Les auteurs qui aiment bien se chamailler à tout propos ont longtemps discuté pour savoir si Napoléon avait réellement autorisé ces charges. Selon toute vraisemblance, il avait consenti à la première d’entre elles, celle qui impliqua les cuirassiers de Milhaud, mais les suivantes se firent sans son avis et peut-être même contre son avis…
Voici donc l’aide de camp de Ney qui arrive au grand galop chez le général Farine, un commandant de brigade, le premier qu’il rencontre, et sans en aviser le général Milhaud qui commande ce corps de cavalerie ni Delort qui est à la tête de la division, il ordonne la charge. S’ébranlent donc les 5e et 10e cuirassiers. Ils ne vont pas très loin. Quand Delort, qui n’est au courant de rien, voit ce mouvement, il le fait immédiatement interrompre.
Le maréchal Ney aperçoit cet arrêt, contraire à ses ordres. Il se précipite, traverse presque tout le champ de bataille et déboule chez Delort. Après une copieuse engueulade, le maréchal se met à la tête des cuirassiers et reprend le mouvement en avant. Milhaud qui est juste un peu en arrière et à qui l’ordre de Ney parvient enfin, ordonne à son autre division de suivre.
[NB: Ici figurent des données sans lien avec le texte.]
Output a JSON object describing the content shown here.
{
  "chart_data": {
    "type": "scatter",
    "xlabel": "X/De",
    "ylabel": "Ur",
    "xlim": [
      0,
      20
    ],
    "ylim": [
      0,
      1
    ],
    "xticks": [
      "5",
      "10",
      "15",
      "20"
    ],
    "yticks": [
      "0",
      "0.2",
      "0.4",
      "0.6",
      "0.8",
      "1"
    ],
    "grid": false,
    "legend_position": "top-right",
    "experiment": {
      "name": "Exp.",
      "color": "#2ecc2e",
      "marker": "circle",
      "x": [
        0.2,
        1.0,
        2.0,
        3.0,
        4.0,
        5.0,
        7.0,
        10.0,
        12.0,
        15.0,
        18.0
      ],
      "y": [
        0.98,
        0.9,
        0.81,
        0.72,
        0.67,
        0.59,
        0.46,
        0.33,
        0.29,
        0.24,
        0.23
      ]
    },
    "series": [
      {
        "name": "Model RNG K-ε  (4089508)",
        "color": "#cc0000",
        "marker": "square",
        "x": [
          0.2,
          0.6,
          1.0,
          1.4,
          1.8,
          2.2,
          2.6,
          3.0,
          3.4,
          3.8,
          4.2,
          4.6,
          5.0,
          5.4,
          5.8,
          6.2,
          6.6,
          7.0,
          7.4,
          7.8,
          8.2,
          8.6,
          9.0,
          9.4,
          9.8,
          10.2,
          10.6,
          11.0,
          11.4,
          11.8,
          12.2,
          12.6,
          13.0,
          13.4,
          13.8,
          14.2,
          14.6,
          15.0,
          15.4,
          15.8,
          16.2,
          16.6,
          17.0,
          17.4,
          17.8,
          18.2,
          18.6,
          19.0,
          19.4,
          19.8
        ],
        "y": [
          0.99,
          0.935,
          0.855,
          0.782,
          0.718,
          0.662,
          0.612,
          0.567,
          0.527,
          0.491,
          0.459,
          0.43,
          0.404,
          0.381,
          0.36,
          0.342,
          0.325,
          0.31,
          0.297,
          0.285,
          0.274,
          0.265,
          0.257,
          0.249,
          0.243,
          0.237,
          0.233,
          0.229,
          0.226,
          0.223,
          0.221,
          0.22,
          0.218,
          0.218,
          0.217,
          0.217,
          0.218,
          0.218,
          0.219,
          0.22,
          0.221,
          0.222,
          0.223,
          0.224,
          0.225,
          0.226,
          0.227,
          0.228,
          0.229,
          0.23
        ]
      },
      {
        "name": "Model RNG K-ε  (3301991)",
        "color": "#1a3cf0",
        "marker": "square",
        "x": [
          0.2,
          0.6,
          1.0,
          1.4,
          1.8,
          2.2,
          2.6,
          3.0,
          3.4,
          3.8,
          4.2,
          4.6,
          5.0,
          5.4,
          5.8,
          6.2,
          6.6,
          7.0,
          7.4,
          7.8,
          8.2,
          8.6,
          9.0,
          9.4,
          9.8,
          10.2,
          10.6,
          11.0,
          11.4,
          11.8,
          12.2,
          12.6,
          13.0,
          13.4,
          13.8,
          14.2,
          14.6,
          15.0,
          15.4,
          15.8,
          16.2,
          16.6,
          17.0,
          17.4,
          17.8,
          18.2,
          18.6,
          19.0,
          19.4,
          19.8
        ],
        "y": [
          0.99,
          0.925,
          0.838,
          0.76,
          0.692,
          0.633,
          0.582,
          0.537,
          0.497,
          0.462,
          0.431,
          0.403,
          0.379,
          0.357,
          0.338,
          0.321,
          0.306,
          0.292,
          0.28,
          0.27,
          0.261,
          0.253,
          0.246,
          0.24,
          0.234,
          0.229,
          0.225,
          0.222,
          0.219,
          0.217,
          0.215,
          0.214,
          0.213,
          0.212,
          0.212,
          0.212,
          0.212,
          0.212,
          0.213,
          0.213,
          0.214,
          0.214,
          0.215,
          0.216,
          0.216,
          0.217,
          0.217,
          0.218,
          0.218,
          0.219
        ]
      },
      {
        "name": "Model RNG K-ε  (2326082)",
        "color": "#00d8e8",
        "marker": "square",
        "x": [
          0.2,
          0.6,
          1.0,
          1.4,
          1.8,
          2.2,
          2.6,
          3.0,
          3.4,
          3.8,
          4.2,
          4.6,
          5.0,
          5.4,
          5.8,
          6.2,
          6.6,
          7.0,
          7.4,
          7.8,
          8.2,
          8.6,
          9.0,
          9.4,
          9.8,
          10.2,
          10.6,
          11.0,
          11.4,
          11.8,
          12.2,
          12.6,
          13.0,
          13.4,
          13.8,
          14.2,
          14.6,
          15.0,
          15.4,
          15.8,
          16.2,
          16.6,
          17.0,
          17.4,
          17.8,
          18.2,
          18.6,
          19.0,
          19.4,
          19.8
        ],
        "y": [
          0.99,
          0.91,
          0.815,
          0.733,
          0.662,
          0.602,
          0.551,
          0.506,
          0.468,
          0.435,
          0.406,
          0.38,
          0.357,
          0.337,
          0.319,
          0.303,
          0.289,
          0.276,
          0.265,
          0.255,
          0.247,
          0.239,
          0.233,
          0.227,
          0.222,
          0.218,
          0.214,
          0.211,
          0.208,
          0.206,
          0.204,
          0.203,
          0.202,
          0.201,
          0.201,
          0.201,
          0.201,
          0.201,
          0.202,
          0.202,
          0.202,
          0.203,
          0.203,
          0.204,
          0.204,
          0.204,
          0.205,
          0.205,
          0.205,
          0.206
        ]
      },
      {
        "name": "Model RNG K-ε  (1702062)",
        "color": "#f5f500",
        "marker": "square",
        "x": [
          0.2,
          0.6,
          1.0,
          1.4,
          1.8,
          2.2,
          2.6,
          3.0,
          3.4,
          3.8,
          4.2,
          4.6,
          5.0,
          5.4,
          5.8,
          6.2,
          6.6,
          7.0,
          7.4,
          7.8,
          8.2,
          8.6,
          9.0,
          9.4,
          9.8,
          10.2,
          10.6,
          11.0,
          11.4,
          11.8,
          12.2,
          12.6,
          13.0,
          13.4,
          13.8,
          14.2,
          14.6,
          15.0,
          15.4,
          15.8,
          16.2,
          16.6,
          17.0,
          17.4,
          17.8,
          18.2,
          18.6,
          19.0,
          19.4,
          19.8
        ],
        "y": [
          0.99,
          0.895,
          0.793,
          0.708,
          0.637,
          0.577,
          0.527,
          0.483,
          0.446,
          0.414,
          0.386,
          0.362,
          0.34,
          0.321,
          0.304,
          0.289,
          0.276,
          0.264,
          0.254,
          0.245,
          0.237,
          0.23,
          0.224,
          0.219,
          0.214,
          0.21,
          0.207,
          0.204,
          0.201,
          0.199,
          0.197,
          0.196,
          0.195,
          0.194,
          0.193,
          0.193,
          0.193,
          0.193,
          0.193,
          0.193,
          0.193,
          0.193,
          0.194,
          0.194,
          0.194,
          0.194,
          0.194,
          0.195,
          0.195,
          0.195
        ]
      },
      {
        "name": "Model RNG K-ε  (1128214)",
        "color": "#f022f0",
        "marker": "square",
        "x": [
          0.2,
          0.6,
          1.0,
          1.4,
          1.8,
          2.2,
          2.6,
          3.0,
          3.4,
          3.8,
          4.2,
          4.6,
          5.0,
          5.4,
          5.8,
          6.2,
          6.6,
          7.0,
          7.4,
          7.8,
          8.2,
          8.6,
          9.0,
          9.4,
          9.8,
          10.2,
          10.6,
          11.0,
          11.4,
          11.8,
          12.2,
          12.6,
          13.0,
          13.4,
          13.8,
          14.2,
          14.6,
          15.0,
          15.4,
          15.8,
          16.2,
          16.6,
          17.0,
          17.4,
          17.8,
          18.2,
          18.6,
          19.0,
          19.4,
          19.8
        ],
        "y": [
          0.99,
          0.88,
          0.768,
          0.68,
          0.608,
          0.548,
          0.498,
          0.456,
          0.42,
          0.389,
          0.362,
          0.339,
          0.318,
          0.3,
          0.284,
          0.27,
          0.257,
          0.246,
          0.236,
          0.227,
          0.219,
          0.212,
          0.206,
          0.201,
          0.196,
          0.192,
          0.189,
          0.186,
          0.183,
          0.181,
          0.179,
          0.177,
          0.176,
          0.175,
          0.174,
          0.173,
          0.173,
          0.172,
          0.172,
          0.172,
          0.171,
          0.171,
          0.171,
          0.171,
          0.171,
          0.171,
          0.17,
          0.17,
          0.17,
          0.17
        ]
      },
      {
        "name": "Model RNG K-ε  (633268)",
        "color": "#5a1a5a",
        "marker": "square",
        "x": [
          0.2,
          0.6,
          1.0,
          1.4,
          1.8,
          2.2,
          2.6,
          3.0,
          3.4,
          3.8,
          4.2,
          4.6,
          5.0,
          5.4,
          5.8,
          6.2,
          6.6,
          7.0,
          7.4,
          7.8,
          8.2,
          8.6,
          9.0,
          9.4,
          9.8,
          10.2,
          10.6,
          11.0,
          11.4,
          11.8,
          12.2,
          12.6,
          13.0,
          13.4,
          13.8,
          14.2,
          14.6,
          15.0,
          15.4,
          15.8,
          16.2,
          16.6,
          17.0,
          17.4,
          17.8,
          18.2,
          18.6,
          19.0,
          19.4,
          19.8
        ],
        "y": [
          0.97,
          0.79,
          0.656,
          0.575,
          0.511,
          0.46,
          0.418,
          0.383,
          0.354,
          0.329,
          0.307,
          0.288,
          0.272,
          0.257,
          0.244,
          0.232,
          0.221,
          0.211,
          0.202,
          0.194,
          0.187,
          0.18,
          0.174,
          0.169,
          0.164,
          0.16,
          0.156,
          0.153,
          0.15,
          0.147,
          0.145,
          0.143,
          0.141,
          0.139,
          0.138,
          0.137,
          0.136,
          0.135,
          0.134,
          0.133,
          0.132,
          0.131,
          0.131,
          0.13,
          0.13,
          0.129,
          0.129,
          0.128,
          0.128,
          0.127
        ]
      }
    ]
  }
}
C’est donc 8 régiments de cuirassiers qui prennent le petit trot en direction de la position alliée. Les deux régiments de cavalerie légère de la garde de Lefebvre-Desnouëttes dont la mission était de couvrir le flanc gauche de la cavalerie lourde s’ébranlent donc à leur tour. L’artillerie soumet la ligne alliée à un intense bombardement. Mais les artilleurs ne voient pas sur quoi ils tirent et leur feu n’est pas très bien ajusté. En face, les artilleurs anglais voient, eux, très bien ce qui va se passer et redoublent leur tir sur ces masses de cavaliers qui avancent au petit trot.
Il nous faut malheureusement ici détruire toute une mythologie… Chacun, lorsque l’on parle d’une charge de cavalerie, a en mémoire l’une ou l’autre image héroïque véhiculée par la peinture, le cinéma ou la télévision : « Les trompettes sonnent la charge. Dans une irradiation d’acier et un jaillissement de mottes de terre que font sauter les sabots des chevaux, les cuirassiers dévalent en avalanche. A chaque foulée, l’allure s’accélère. Le sol tremble et poudroie. Les hommes du premier rang, penchés sur l’encolure, tiennent la pointe tendue, les autres brandissent leurs lattes étincelantes. » (Henry Houssaye, 1815, II, p.208-209)
Il y a malheureusement loin de cette brillante image d’Epinal à la triste réalité, et tout particulièrement à Waterloo.
Voici ce que nous explique la théorie :
Lorsque la cavalerie reçoit l’ordre de charger, elle est à l’arrêt, rangée sur deux rangs. Les sabres sont tirés au clair et on avance au pas. Après environ 25 mètres, on sonne le trot. Le plus grand silence règne dans les rangs : il faut être à même d’entendre les ordres malgré la formidable rumeur du champ de bataille. On suit les officiers qui sont en tête. On marche au trot jusqu’à environ 100 mètres du front ennemi. Le rythme augmente alors progressivement et les cavaliers, genoux contre genoux, atteignent un petit galop tout en essayant de maintenir la ligne du mieux qu’ils peuvent. On voit déjà la difficulté de l’exercice… On est maintenant à 50 mètres de l’ennemi. Les trompettes sonnent enfin la charge. Il n’est plus question d’alignement, on éperonne les chevaux et on galope droit sur l’ennemi en une charge dite « à la sauvage ». On se dresse sur ses étriers et on lâche les rênes. On commence à hurler pour s’encourager : « Avancez ! Avancez ! Allez ! » Les officiers qui mènent la charge s’écartent pour laisser la place au premier rang de cavaliers. C’est alors chacun pour soi. Voilà pour la théorie…
Mais dans la pratique …
(A suivre)

Tistou 05/08/2008 @ 19:56:12
La terre en tremble encore ... Bon sang, et tout ça pour se passer des lames de fer en travers du corps ... !
Et il y a une suite, bien entendu, ou, comment transformer de solides gens en pâtée à Zoé !

Micharlemagne

avatar 06/08/2008 @ 06:01:07
Si Zoé aime cela, il lui faudra peut-être un peu patienter... Je sais que le suspense est insoutenable. Mais je peux peut-être en dévoiler un petit coin en disant que la pâtée sera plutôt en conserve...

Micharlemagne

avatar 06/08/2008 @ 06:08:46
Et je m'empresse d'ajouter que ce que je viens de dire est d'un goût fort douteux... Mais que Zoé se rassure, elle sera servie ! Elle ne perd rien à attendre un peu.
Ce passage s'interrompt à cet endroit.